Saturday, June 22, 2013

Interested in writing graphic novels or comics?

A friend and I are teaching this week-long workshop for high school writers in July: 


(click above for link)

"Want to write a graphic novel? Create a world where super heroes and villains reign. As we help you focus on character development and storytelling you will create five pages of a graphic novel or comic book. You’ll meet other students who share your interests and help each other improve your technique. Best of all, professional writers and illustrators will join us throughout the week to give their insights and expertise.
Cost: $220
Tuition includes: five days of instruction, writing and classroom materials, guest author visits, guest author book, gallery show at end of camp, T–shirt, and snacks."
The coolest part of this camp is the FOUR guest lecturers. We've book four of the finest local graphic novelists, illustrators, and writers.


Jared Greenleaf will be teaching Creative Research: Things to consider when world-building a story,  sci-fi & fantasy story types, and writing formulas and tricks in space travel, Magic, and more. 

Nathan Hale, author of Calamity Jack and Rapunzel's Revenge

Jake Parker is teaching panel to panel storytelling and page layout & composition, along with a brief history of comics.
Jake Wyatt
's lesson includes integration of text and image in comics, and the challenges and opportunities inherent to planning a visual narrative through text as it applies to writing for comics and the screen. 

Come and check it out! It will be well worth it! 
Register online through the first week of July. 

Saturday, June 1, 2013

What's up with the Elves?: Lessons on World Creation

I had the pleasure of welcoming Robison Wells to the Science Fiction and Fantasy Youth Writing Camp at BYU over Spring Break. Wells provided the students with an engaging presentation on troubleshooting economy and ecology of speculative fiction world creation. He also stayed for a Q/A session and a book-signing. The experience was invaluable to students and teachers alike.

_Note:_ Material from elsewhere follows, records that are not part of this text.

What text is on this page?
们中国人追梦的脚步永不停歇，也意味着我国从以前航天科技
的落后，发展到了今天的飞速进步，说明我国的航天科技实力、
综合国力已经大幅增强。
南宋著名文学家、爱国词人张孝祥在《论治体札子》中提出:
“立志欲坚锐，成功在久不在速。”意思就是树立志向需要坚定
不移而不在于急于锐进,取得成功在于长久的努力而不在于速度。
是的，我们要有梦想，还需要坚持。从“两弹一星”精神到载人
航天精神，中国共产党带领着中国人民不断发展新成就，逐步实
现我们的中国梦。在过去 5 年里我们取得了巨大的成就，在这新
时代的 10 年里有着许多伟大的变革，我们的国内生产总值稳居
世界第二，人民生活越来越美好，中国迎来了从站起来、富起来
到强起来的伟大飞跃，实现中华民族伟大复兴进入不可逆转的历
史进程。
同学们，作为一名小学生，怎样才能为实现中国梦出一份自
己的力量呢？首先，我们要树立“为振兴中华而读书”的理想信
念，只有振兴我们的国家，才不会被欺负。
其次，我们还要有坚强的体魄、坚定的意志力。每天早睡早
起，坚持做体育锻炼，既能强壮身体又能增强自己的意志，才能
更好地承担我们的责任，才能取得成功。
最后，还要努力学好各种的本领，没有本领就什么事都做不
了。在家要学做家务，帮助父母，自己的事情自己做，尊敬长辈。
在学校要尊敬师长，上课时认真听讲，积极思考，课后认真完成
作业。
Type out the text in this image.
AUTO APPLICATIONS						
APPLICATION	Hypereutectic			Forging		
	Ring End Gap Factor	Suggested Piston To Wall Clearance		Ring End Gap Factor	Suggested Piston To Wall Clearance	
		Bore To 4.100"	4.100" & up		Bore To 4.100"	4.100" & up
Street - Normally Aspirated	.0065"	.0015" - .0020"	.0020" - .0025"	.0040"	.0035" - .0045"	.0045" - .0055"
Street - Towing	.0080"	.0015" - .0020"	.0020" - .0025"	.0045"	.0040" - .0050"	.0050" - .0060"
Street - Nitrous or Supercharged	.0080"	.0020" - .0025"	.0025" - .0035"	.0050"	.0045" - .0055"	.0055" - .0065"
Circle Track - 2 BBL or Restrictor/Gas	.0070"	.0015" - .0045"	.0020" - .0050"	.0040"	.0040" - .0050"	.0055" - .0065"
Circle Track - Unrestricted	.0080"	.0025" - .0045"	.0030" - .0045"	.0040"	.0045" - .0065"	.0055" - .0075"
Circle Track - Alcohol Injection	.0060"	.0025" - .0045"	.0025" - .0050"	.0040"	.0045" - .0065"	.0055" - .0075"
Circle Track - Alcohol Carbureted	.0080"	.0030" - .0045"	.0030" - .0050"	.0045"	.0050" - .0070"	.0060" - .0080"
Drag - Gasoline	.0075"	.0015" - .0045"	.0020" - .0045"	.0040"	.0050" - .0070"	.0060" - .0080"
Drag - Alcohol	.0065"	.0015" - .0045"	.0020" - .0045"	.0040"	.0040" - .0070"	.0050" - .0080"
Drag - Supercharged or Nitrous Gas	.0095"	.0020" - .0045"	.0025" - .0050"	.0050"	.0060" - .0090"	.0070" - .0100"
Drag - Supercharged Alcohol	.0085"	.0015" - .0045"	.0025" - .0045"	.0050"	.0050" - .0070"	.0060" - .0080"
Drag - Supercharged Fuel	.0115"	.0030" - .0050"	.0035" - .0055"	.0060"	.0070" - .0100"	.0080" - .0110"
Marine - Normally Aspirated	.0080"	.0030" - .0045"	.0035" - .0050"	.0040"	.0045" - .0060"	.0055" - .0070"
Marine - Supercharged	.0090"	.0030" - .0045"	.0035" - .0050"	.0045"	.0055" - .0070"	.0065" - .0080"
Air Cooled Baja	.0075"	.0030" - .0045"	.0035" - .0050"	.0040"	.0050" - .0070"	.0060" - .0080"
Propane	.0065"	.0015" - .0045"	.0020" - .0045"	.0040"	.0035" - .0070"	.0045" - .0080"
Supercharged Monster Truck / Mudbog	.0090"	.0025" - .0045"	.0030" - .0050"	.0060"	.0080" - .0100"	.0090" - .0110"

Since the experience went so well, we decided to invite him back to the general Creative Writing Camp for high school students this June.

Here's a few of my favorite nuggets of writer-wisdom from Wells:

 “The best writing advice I ever got was from my brother [Dan Wells]. He said, ‘Everyone has an idea for a book. Everyone thinks they’re going to go out and write the Great American Novel. The difference between writers and everyone else is that writers sit down and do it.’” 

 “My second rule for writing is: Revise. The world belongs to people who revise. Make it better. Make it perfect.”